Vous est-il déjà arrivé de refuser la participation d’un cheval et pourquoi ?
Oui. Statistiquement, il y a à peu près entre 0,5 % et 1 % des chevaux qui sont retirés. Dans les grandes épreuves, finales et championnats, il y a même une réinspection avant la dernière manche.
Travaillez-vous en équipe, en binôme ou seul ?
Je travaille en équipe en temps normal. J’ai 6 associés et nous sommes en tout 9 vétérinaires dans notre clinique qui soigne exclusivement des chevaux. En ce qui concerne tous les concours classiques, le vétérinaire délégué est seul. Pour les grandes épreuves, il y a une commission vétérinaire où nous sommes 3 dont, au minimum, un étranger. Il est important de pouvoir donner un avis collégial pour justifier nos décisions.
Quels types de soins faut-il faire régulièrement à ses chevaux pour les garder en bonne santé ?
Il faut tout d’abord faire des vaccins tous les 6 mois pour les chevaux participant aux épreuves FEI et la fréquence des vermifuges dépend du mode d’habitat (4 fois par an). Tous les cas sont différents mais en fonction de l’intensité de l’activité et du niveau sportif, nous conseillons de faire un contrôle général minimum 2 fois par an sur le plan orthopédique et 1 à 2 fois par mois pour les chevaux de haut niveau. La tendance est que la médicalisation devienne moins intense que la prévention.
Avez-vous des conseils à donner à un jeune cavalier ?
La première chose est de bien s’entourer et de prendre des conseils à la fois sur la gestion du quotidien
du cheval (hébergement, nourriture, stratégie d’entrainement) et d’avoir un plan et d’être très à l’écoute de son cheval. Il faut être éthique: le sport, c’est bien, mais il faut être un homme de cheval avant d’être un sportif de haut niveau.

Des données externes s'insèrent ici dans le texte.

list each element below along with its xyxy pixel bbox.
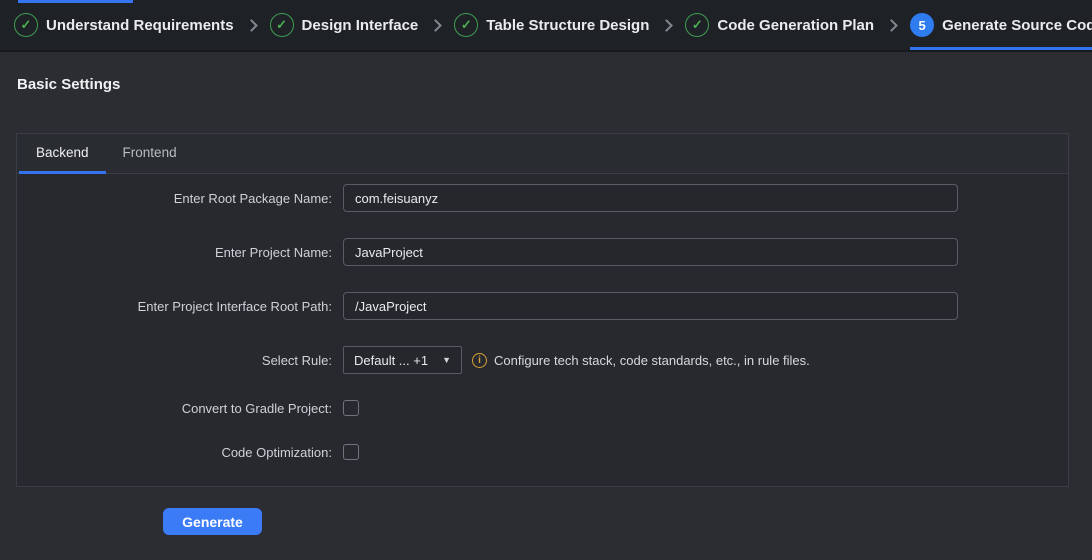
field-label: Code Optimization: [17,445,332,460]
page-title: Basic Settings [17,75,1076,95]
step-label: Understand Requirements [46,17,234,34]
stepper: ✓ Understand Requirements ✓ Design Inter… [14,0,1092,50]
chevron-right-icon [429,19,442,32]
form: Enter Root Package Name: Enter Project N… [17,174,1068,460]
interface-root-path-input[interactable] [343,292,958,320]
check-circle-icon: ✓ [270,13,294,37]
caret-down-icon: ▼ [442,355,451,365]
step-label: Table Structure Design [486,17,649,34]
rule-hint-text: Configure tech stack, code standards, et… [494,353,810,368]
field-label: Select Rule: [17,353,332,368]
chevron-right-icon [245,19,258,32]
step-label: Design Interface [302,17,419,34]
step-code-generation-plan[interactable]: ✓ Code Generation Plan [685,0,874,50]
step-label: Generate Source Code [942,17,1092,34]
step-label: Code Generation Plan [717,17,874,34]
step-understand-requirements[interactable]: ✓ Understand Requirements [14,0,234,50]
form-row-code-optimization: Code Optimization: [17,444,1068,460]
chevron-right-icon [885,19,898,32]
check-circle-icon: ✓ [685,13,709,37]
info-icon[interactable]: i [472,353,487,368]
form-row-gradle: Convert to Gradle Project: [17,400,1068,416]
root-package-name-input[interactable] [343,184,958,212]
check-circle-icon: ✓ [454,13,478,37]
step-design-interface[interactable]: ✓ Design Interface [270,0,419,50]
project-name-input[interactable] [343,238,958,266]
settings-panel: Backend Frontend Enter Root Package Name… [16,133,1069,487]
rule-select-value: Default ... +1 [354,353,428,368]
field-label: Enter Project Interface Root Path: [17,299,332,314]
field-label: Convert to Gradle Project: [17,401,332,416]
tab-bar: Backend Frontend [17,134,1068,174]
convert-to-gradle-checkbox[interactable] [343,400,359,416]
tab-backend[interactable]: Backend [19,134,106,174]
form-row-project-name: Enter Project Name: [17,238,1068,266]
rule-select[interactable]: Default ... +1 ▼ [343,346,462,374]
form-row-root-package: Enter Root Package Name: [17,184,1068,212]
field-label: Enter Root Package Name: [17,191,332,206]
code-optimization-checkbox[interactable] [343,444,359,460]
step-navigation-bar: ✓ Understand Requirements ✓ Design Inter… [0,0,1092,52]
rule-hint: i Configure tech stack, code standards, … [472,353,810,368]
step-number-badge: 5 [910,13,934,37]
top-accent-bar [18,0,133,3]
field-label: Enter Project Name: [17,245,332,260]
tab-frontend[interactable]: Frontend [106,134,194,174]
form-row-select-rule: Select Rule: Default ... +1 ▼ i Configur… [17,346,1068,374]
form-row-interface-root-path: Enter Project Interface Root Path: [17,292,1068,320]
main-content: Basic Settings Backend Frontend Enter Ro… [0,75,1092,535]
chevron-right-icon [660,19,673,32]
step-table-structure-design[interactable]: ✓ Table Structure Design [454,0,649,50]
check-circle-icon: ✓ [14,13,38,37]
step-generate-source-code[interactable]: 5 Generate Source Code i [910,0,1092,50]
generate-button[interactable]: Generate [163,508,262,535]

Quelle a été votre plus belle expérience ?
J’ai eu la chance de participer à l’organisation des finales de coupes du monde à Paris, d’autant plus que le projet a été une réelle réussite.
Quel est votre pire souvenir ?
Le pire souvenir comme soignant c’est d’avoir dû évacuer un cheval atteint d’une forme
nerveuse d’Herpes virus sur un concours et qui malheureusement a dû être euthanasié. Ma pire expérience en tant que vétérinaire officiel est d’avoir dû éliminer le cheval de Patrice Delaveau (cavalier français) alors qu’il était en position de gagner. C’est toujours difficile de devoir éliminer quelqu’un en position de gagner et, en plus, lorsqu’il est de la même nation.